Where has this push for "moral" banking come from?

Banks are no longer on a pedestal. All of a sudden banks and grocery stores are at the same level -- we wouldn't accept a supermarket selling us spoiled bananas. Historically, whatever the banks said we would do, but now we won't accept that anymore. People are saying, 'hold on, you're a business like any other business, you make money off our backs, so do what I tell you to do.'

I remember the days when banks opened at 10:00 a.m. and closed at 3:00 p.m. with an hour for lunch. So you had to change your entire life to deal with the banks. Those days are over. The change is that the public understands what banks are doing and all of a sudden we say there are alternatives -- I can put my money into Tesco, Tesco has a bank. Other supermarkets have banks. I can get a credit card at Starbucks. So all of a sudden the banks are realizing they need to start doing the right thing.

How big is the LIBOR scandal going to get?

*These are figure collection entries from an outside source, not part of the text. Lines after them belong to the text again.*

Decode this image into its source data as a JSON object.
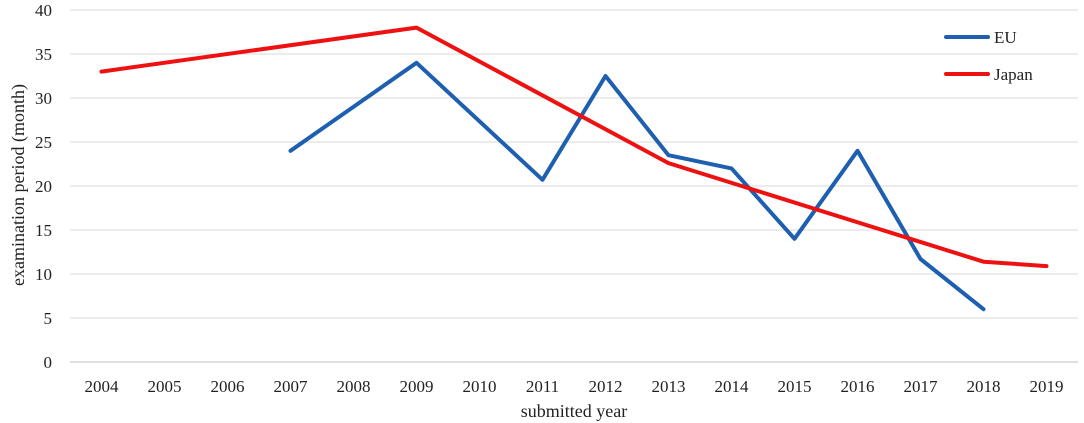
{
  "chart_data": {
    "type": "line",
    "title": "",
    "xlabel": "submitted year",
    "ylabel": "examination period (month)",
    "ylim": [
      0,
      40
    ],
    "yticks": [
      0,
      5,
      10,
      15,
      20,
      25,
      30,
      35,
      40
    ],
    "categories": [
      "2004",
      "2005",
      "2006",
      "2007",
      "2008",
      "2009",
      "2010",
      "2011",
      "2012",
      "2013",
      "2014",
      "2015",
      "2016",
      "2017",
      "2018",
      "2019"
    ],
    "grid": true,
    "legend_position": "top-right",
    "series": [
      {
        "name": "EU",
        "color": "#1f5fb0",
        "values": [
          null,
          null,
          null,
          24,
          null,
          34,
          null,
          20.7,
          32.5,
          23.5,
          22,
          14,
          24,
          11.7,
          6,
          null
        ]
      },
      {
        "name": "Japan",
        "color": "#ee1111",
        "values": [
          33,
          null,
          null,
          null,
          null,
          38,
          null,
          null,
          null,
          22.6,
          null,
          null,
          null,
          null,
          11.4,
          10.9
        ]
      }
    ]
  }
}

This is a potential scandal for the 15 biggest banks in the world, because they're the only ones who play with LIBOR rates -- these are huge organizations, which also poses some risk. These are enormous organizations employing millions of people.

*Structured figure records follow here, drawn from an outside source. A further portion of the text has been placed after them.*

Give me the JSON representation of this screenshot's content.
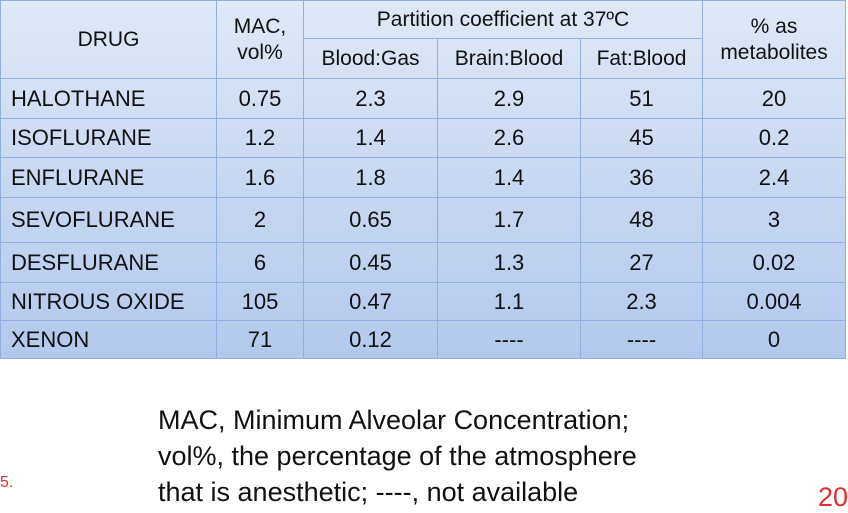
{
  "table": {
    "header": {
      "drug": "DRUG",
      "mac": [
        "MAC,",
        "vol%"
      ],
      "partition": "Partition coefficient at 37ºC",
      "partition_columns": [
        "Blood:Gas",
        "Brain:Blood",
        "Fat:Blood"
      ],
      "metabolites": [
        "% as",
        "metabolites"
      ]
    },
    "rows": [
      [
        "HALOTHANE",
        "0.75",
        "2.3",
        "2.9",
        "51",
        "20"
      ],
      [
        "ISOFLURANE",
        "1.2",
        "1.4",
        "2.6",
        "45",
        "0.2"
      ],
      [
        "ENFLURANE",
        "1.6",
        "1.8",
        "1.4",
        "36",
        "2.4"
      ],
      [
        "SEVOFLURANE",
        "2",
        "0.65",
        "1.7",
        "48",
        "3"
      ],
      [
        "DESFLURANE",
        "6",
        "0.45",
        "1.3",
        "27",
        "0.02"
      ],
      [
        "NITROUS OXIDE",
        "105",
        "0.47",
        "1.1",
        "2.3",
        "0.004"
      ],
      [
        "XENON",
        "71",
        "0.12",
        "----",
        "----",
        "0"
      ]
    ]
  },
  "footnote": [
    "MAC, Minimum Alveolar Concentration;",
    "vol%, the percentage of the atmosphere",
    "that is anesthetic; ----, not available"
  ],
  "page_marks": {
    "left": "5.",
    "right": "20"
  }
}
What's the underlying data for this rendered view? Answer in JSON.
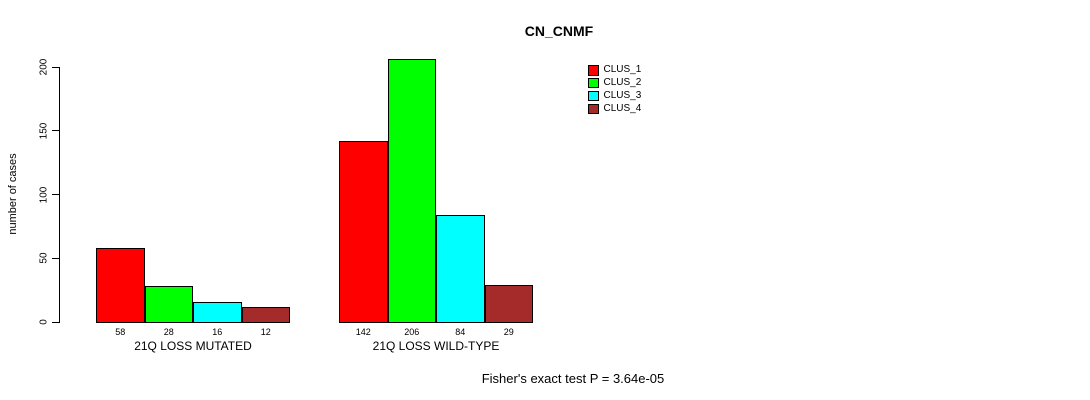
{
  "chart_data": {
    "type": "bar",
    "title": "CN_CNMF",
    "ylabel": "number of cases",
    "xlabel": "",
    "yticks": [
      0,
      50,
      100,
      150,
      200
    ],
    "ylim": [
      0,
      206
    ],
    "grid": false,
    "legend_position": "top-right",
    "categories": [
      "21Q LOSS MUTATED",
      "21Q LOSS WILD-TYPE"
    ],
    "series": [
      {
        "name": "CLUS_1",
        "color": "#ff0000",
        "values": [
          58,
          142
        ]
      },
      {
        "name": "CLUS_2",
        "color": "#00ff00",
        "values": [
          28,
          206
        ]
      },
      {
        "name": "CLUS_3",
        "color": "#00ffff",
        "values": [
          16,
          84
        ]
      },
      {
        "name": "CLUS_4",
        "color": "#a52a2a",
        "values": [
          12,
          29
        ]
      }
    ],
    "bar_value_labels": [
      [
        "58",
        "28",
        "16",
        "12"
      ],
      [
        "142",
        "206",
        "84",
        "29"
      ]
    ],
    "annotation": "Fisher's exact test P = 3.64e-05"
  },
  "colors": {
    "background": "#ffffff",
    "axis": "#000000",
    "text": "#000000"
  }
}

The biggest problem with the Bob Diamond thing is people may believe that all bankers are evil. Fifteen guys cause LIBOR rates, and if the police have their say they're going to be in prison. But a million other people working for a bank get up and do an honest day's work for an honest living, they send their kids to school, they're honest people. We shouldn't paint everyone with the same brush.

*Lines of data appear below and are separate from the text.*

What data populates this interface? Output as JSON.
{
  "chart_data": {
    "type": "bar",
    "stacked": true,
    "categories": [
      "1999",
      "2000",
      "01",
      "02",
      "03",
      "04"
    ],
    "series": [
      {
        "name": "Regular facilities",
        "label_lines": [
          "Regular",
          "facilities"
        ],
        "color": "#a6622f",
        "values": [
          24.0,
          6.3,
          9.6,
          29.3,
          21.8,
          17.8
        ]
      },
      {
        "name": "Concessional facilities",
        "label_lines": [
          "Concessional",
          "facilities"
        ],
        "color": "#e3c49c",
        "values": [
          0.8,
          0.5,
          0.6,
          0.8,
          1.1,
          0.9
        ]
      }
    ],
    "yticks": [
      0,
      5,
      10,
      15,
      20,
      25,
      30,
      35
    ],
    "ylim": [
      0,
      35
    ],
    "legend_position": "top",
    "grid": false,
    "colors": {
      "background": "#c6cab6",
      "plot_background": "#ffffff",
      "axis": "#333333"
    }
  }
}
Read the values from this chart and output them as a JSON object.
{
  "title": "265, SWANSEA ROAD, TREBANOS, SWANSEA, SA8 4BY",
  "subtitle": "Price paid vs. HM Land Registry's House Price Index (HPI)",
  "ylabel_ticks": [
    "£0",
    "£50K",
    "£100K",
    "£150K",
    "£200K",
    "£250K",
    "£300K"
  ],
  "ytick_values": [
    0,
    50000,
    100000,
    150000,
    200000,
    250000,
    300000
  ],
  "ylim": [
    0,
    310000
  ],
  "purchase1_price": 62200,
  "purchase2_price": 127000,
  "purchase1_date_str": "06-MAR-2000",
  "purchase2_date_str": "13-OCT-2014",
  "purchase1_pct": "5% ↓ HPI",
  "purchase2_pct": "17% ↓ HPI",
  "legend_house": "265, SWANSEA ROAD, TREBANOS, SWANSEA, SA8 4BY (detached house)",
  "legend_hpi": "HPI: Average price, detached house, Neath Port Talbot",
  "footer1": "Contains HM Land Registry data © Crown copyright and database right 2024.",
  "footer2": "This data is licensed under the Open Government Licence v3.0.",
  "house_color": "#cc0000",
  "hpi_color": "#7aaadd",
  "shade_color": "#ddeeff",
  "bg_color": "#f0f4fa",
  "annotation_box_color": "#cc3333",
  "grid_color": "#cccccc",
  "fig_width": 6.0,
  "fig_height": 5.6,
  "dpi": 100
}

How many people determine LIBOR? Is the system going to change because of this scandal?

It usually ends up being one person at each bank who determines LIBOR for the day. A bank determines what they want LIBOR to be for the day, and the LIBOR person calls up his equivalent and the other banks and they negotiate what the rate will be for that day. That number then pops up on every computer around that bank, and that's the rate.

The system absolutely has to change -- we've been talking about changing the system for some time, but we just believe that in a period of such change because of the economic crisis, we should wait until everything settles down and then change it.

If the Lehman Brothers-style bankruptcies that wrecked the global economy didn't bring real change, why will this scandal?

The difference is that all of Lehman Brothers' customers were all filthy rich. Their customers were governments, municipalities, professionals in the financial services industries -- they knew what they were doing, there were risks that they all understood.

But (Barclays) is retail banking: this is human-being-to-human-being, people who aren't expected to know anything about financial services, they're expected to be able to trust the banks. That's what makes this different. In fact, we give these banks a license on the agreement that they never put ordinary customers at risk, and that's what they did here.

So Bob Diamond resigning is the start of a new era of commercial banking?

It is, and the banks don't like to move fast, but the governments are going to insist on a culture change.

Let's see how things go with the other banks (that may be implicated in LIBOR rate-manipulation) -- if I were any of the other banks, I'd want to stay real quiet now. I'd want to keep this thing in the courts for 10 years until everybody forgets about it.

Any early favorites for the next Barclays CEO?

Would you want that job? That's the problem -- I think anyone who probably should fit into that job is smart enough not to want it.

Why would you do that? If you want to be in a bank right now, you want to be Number Two. You get just as much money as the top guy, but you're not in the press all the time -- so the next time a head has to roll, it's someone else's head.

But this culture change won't transform the investment bank-related issues that brought down the global financial system in 2008, will it?

That's fair, but we've been working on a solution to that problem for a few years now. So we're well under way to fixing that problem. If you look at the difference (since 2008), the banks are far better capitalized now, and they have all been moving in the right -- or "protect the banks" -- direction.

What banks have not been doing is moving in the "protect the customer" direction, and this is going to be make them move that way now.